Profile
Maggie Hire is a Ph.D. candidate in the Department of Art & Archaeology at Princeton University, where she specializes in modern and contemporary art of Central and Eastern Europe. Her dissertation, Creating Common Meaning: VALIE EXPORT, Ulrike Rosenbach, Natalia LL, and Feminism in Central Europe, provides a new account of collaboration among artists engaged in what they, as historical actors in Central Europe in the 1970s, called feminist projects. With an attention to contemporaneous developments within Central European sociology, communication studies, and political theory, this dissertation focuses on the concurrent and overlapping work of EXPORT, Rosenbach, and LL, planning exhibitions, organizing workshops, teaching, and traveling internationally to interact with one another and with other artists, gallerists, writers, and critics. Although some of these activities are not normally seen as artistic, this dissertation argues they were essential to developing the theoretical framework, political stakes, and aesthetics of a feminist art defined by conditions of transnationality, intersubjectivity, and mobility.

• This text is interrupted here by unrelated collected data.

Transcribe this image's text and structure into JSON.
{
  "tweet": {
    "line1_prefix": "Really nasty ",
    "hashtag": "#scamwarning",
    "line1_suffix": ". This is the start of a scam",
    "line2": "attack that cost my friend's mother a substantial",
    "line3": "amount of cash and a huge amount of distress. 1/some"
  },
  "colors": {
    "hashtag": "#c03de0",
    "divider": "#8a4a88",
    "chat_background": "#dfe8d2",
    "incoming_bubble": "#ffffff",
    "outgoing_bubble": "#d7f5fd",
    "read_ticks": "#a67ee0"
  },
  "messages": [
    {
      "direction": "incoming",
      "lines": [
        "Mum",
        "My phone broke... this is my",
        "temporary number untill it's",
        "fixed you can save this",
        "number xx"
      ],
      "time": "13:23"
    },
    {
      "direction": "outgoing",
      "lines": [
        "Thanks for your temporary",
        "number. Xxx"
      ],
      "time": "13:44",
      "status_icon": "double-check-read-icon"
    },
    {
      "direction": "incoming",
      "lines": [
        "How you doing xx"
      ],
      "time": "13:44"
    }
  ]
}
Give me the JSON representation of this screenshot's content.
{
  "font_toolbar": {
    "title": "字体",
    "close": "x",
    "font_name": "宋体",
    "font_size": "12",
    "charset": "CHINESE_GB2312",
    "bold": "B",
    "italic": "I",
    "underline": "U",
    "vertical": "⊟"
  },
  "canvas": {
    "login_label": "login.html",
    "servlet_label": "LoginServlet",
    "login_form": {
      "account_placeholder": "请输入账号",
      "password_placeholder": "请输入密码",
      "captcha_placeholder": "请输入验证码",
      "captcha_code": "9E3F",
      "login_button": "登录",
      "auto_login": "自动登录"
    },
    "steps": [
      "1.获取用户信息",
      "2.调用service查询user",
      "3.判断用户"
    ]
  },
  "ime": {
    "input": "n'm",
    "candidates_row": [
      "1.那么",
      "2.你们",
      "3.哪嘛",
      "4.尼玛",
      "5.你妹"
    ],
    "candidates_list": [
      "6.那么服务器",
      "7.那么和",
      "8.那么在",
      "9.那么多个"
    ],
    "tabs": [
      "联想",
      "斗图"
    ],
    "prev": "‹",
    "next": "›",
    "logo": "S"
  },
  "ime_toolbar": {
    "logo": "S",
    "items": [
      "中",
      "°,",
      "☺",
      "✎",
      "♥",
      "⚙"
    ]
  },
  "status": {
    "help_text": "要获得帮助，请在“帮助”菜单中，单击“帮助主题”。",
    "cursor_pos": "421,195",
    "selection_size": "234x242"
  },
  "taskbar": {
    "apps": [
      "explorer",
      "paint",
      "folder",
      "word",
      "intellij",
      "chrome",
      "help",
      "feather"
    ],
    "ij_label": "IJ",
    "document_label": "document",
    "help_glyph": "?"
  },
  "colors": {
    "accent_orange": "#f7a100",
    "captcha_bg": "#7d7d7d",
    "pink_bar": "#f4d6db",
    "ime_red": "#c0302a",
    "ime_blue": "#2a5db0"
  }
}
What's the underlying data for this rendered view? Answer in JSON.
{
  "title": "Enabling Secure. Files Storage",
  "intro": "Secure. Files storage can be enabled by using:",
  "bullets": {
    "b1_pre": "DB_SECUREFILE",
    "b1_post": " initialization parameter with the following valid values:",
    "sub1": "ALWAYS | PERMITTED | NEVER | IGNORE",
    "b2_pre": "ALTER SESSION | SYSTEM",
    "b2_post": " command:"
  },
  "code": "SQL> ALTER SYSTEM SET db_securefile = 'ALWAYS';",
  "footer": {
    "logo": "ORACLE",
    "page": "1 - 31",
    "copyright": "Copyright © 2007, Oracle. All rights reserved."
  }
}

Maggie received a B.A. in the history of art and architecture and German studies from Brown University and an M.A. in the humanities program at the University of Chicago. Prior to her graduate studies, she taught English for a year in Berlin through Fulbright Germany. Her research has been supported by The Robert V. Storr Research and Travel Fund, the Princeton Institute for International and Regional Studies (PIIRS), and a Foreign Language and Area Studies (FLAS) Fellowship from the U.S. Department of Education. Beyond her academic work, she has held positions at various museums and institutions, including, most recently, The Museum of Modern Art, New York, where she worked as a Curatorial Assistant in the Department of Drawings and Prints.
Selected Publications
“Fluxus East and the Dead Letter,” in Hanna B. Hölling, Aga Wielocha, Josephine Ellis, eds., Activating Fluxus, Expanding Conservation (Forthcoming, 2026).
“Katarzyna Kobro: Spatial Composition 5,” in Christine Mehring and Orianna Cacchione, eds., Monochrome Multitudes: Art of One Color from Allais to Zeisler (Forthcoming, 2025).
“Käthe Kollwitz’s Working-Class Women.” MoMA Magazine, March 24, 2024.
Author of all object-focused essays (approx. 9,500 words) and co-author of chronology in Starr Figura, ed., Käthe Kollwitz: A Retrospective (New York: The Museum of Modern Art, 2024).